Эта фраза поразила Бокля. Хорошо зная Милля, он не допускал даже мысли, чтобы тот бросал слова на ветер или без полного убеждения в истинности своих слов. Но вместе с этим факт преследования казался ему настолько чудовищным, что он отказывался верить ему. Несколько успокоившись на мысли, что газеты ввели в заблуждение Милля, он решился, однако, расследовать историю, очевидно, незнакомый с мудрым параграфом, по которому никто не имеет права вмешиваться в дело, прямо его не касающееся.
Оказалось, что Милль был прав, и вот что разузнал Бокль.
Летом 1857 года один бедный чернорабочий по имени Фома Пули проживал в Лоскерде, зарабатывая себе пропитание поденщиной. Все знали его как человека трудолюбивого, честного и непьющего. Но, вместе с этим, образ жизни и некоторые поступки Пули были настолько странны и эксцентричны, что многие считали его не в своем уме. Несмотря на это, Пули пользовался расположением окружающих и любовью своего семейства, для которого он работал не покладая рук. Несомненно, что он был подвержен галлюцинациям. Между прочим, ему представлялось, что земля – живое существо, почему он и отказывался слишком глубоко запускать заступ, уверяя, что таким путем он может прорвать кожу «общей матери» и причинить ей боль. Если бы это случилось, обиженная земля должна была поглотить все реки, ручьи, потоки, и людям не оставалось бы ничего, как умереть от жажды. Кроме того, больному воображению Пули казалось почему-то, что стоит только сжечь Библию, рассеять пепел по полям, и в таком случае прекратится гниение картофеля. Библию и христианство он ненавидел со всем фанатизмом безумия. Вредного влияния он, однако, не оказывал ни на кого. Его невежество, путаница его мыслей бросались всем в глаза, его проповедей не слушали, так как считали их бредом сумасшедшего. Что же касается до фермеров, то они охотно брали Пули к себе в работники, ценя его мускулы и воловью неутомимость.

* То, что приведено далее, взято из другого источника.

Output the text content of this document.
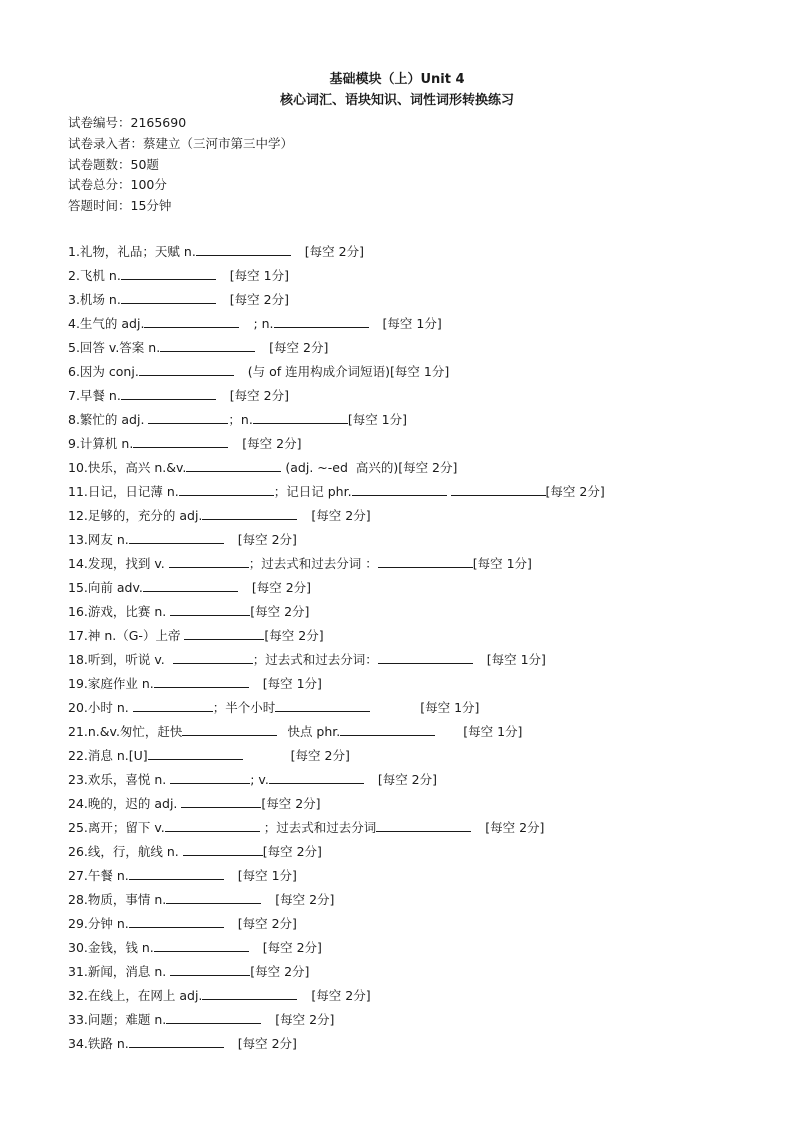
基础模块（上）Unit 4
核心词汇、语块知识、词性词形转换练习
试卷编号：2165690
试卷录入者：蔡建立（三河市第三中学）
试卷题数：50题
试卷总分：100分
答题时间：15分钟
1.礼物，礼品；天赋 n.	[每空 2分]
2.飞机 n.	[每空 1分]
3.机场 n.	[每空 2分]
4.生气的 adj.	; n.	[每空 1分]
5.回答 v.答案 n.	[每空 2分]
6.因为 conj.	(与 of 连用构成介词短语)[每空 1分]
7.早餐 n.	[每空 2分]
8.繁忙的 adj.	；n.	[每空 1分]
9.计算机 n.	[每空 2分]
10.快乐，高兴 n.&v.	(adj. ~-ed  高兴的)[每空 2分]
11.日记，日记薄 n.	；记日记 phr.	[每空 2分]
12.足够的，充分的 adj.	[每空 2分]
13.网友 n.	[每空 2分]
14.发现，找到 v.	；过去式和过去分词 ：	[每空 1分]
15.向前 adv.	[每空 2分]
16.游戏，比赛 n.	[每空 2分]
17.神 n.（G-）上帝	[每空 2分]
18.听到，听说 v.	；过去式和过去分词：	[每空 1分]
19.家庭作业 n.	[每空 1分]
20.小时 n.	；半个小时	[每空 1分]
21.n.&v.匆忙，赶快	快点 phr.	[每空 1分]
22.消息 n.[U]	[每空 2分]
23.欢乐，喜悦 n.	; v.	[每空 2分]
24.晚的，迟的 adj.	[每空 2分]
25.离开；留下 v.	；过去式和过去分词	[每空 2分]
26.线，行，航线 n.	[每空 2分]
27.午餐 n.	[每空 1分]
28.物质，事情 n.	[每空 2分]
29.分钟 n.	[每空 2分]
30.金钱，钱 n.	[每空 2分]
31.新闻，消息 n.	[每空 2分]
32.在线上，在网上 adj.	[每空 2分]
33.问题；难题 n.	[每空 2分]
34.铁路 n.	[每空 2分]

Однажды Пули, раздобыв кусок мела, написал на чьих-то воротах несколько бессмысленных слов, которые должны были, по его мнению, объяснить таинственную связь между сожжением Библии и прекращением картофельной болезни. Тем же путем бедняга объяснил, что ненавидит христианство. Местный священник не преминул донести о таковой ереси, а чиновник, тоже из духовного звания, заключил Пули в тюрьму.

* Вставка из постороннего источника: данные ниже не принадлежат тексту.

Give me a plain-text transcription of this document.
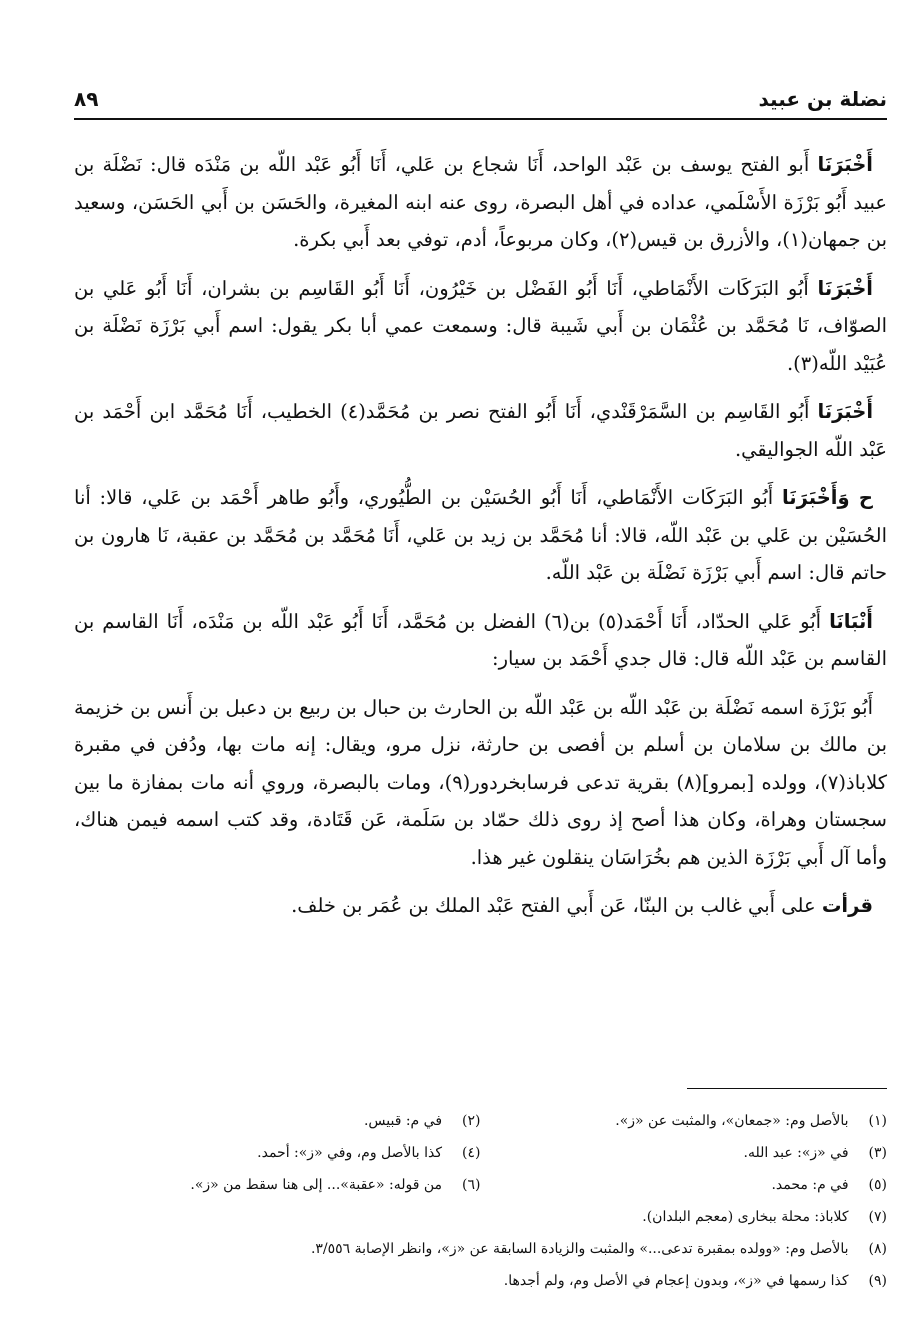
نضلة بن عبيد
٨٩

أَخْبَرَنَا أَبو الفتح يوسف بن عَبْد الواحد، أَنَا شجاع بن عَلي، أَنَا أَبُو عَبْد اللّه بن مَنْدَه قال: نَضْلَة بن عبيد أَبُو بَرْزَة الأَسْلَمي، عداده في أهل البصرة، روى عنه ابنه المغيرة، والحَسَن بن أَبي الحَسَن، وسعيد بن جمهان(١)، والأزرق بن قيس(٢)، وكان مربوعاً، أدم، توفي بعد أَبي بكرة.

أَخْبَرَنَا أَبُو البَرَكَات الأَنْمَاطي، أَنَا أَبُو الفَضْل بن خَيْرُون، أَنَا أَبُو القَاسِم بن بشران، أَنَا أَبُو عَلي بن الصوّاف، نَا مُحَمَّد بن عُثْمَان بن أَبي شَيبة قال: وسمعت عمي أبا بكر يقول: اسم أَبي بَرْزَة نَضْلَة بن عُبَيْد اللّه(٣).

أَخْبَرَنَا أَبُو القَاسِم بن السَّمَرْقَنْدي، أَنَا أَبُو الفتح نصر بن مُحَمَّد(٤) الخطيب، أَنَا مُحَمَّد ابن أَحْمَد بن عَبْد اللّه الجواليقي.

ح وَأَخْبَرَنَا أَبُو البَرَكَات الأَنْمَاطي، أَنَا أَبُو الحُسَيْن بن الطُّيُوري، وأَبُو طاهر أَحْمَد بن عَلي، قالا: أنا الحُسَيْن بن عَلي بن عَبْد اللّه، قالا: أنا مُحَمَّد بن زيد بن عَلي، أَنَا مُحَمَّد بن مُحَمَّد بن عقبة، نَا هارون بن حاتم قال: اسم أَبي بَرْزَة نَضْلَة بن عَبْد اللّه.

أَنْبَانَا أَبُو عَلي الحدّاد، أَنَا أَحْمَد(٥) بن(٦) الفضل بن مُحَمَّد، أَنَا أَبُو عَبْد اللّه بن مَنْدَه، أَنَا القاسم بن القاسم بن عَبْد اللّه قال: قال جدي أَحْمَد بن سيار:

أَبُو بَرْزَة اسمه نَضْلَة بن عَبْد اللّه بن عَبْد اللّه بن الحارث بن حبال بن ربيع بن دعبل بن أَنس بن خزيمة بن مالك بن سلامان بن أسلم بن أفصى بن حارثة، نزل مرو، ويقال: إنه مات بها، ودُفن في مقبرة كلاباذ(٧)، وولده [بمرو](٨) بقرية تدعى فرسابخردور(٩)، ومات بالبصرة، وروي أنه مات بمفازة ما بين سجستان وهراة، وكان هذا أصح إذ روى ذلك حمّاد بن سَلَمة، عَن قَتَادة، وقد كتب اسمه فيمن هناك، وأما آل أَبي بَرْزَة الذين هم بخُرَاسَان ينقلون غير هذا.

قرأت على أَبي غالب بن البنّا، عَن أَبي الفتح عَبْد الملك بن عُمَر بن خلف.

(١) بالأصل وم: «جمعان»، والمثبت عن «ز».
(٢) في م: قبيس.
(٣) في «ز»: عبد الله.
(٤) كذا بالأصل وم، وفي «ز»: أحمد.
(٥) في م: محمد.
(٦) من قوله: «عقبة»... إلى هنا سقط من «ز».
(٧) كلاباذ: محلة ببخارى (معجم البلدان).
(٨) بالأصل وم: «وولده بمقبرة تدعى...» والمثبت والزيادة السابقة عن «ز»، وانظر الإصابة ٣/٥٥٦.
(٩) كذا رسمها في «ز»، وبدون إعجام في الأصل وم، ولم أجدها.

Пули предстал перед судьей. Ему не дали защитника, зато прокурор произнес длинную речь о вреде ереси. Все присутствовавшие на разбирательстве заметили, что обвиняемый говорит путаницу, держит себя странно и, очевидно, плохо понимает, где он и что он. Только на одного судью Пули произвел впечатление совершенно здравого и нормального человека, почему и был приговорен к полуторагодичному тюремному заключению. Имя судьи – мистер Кольридж.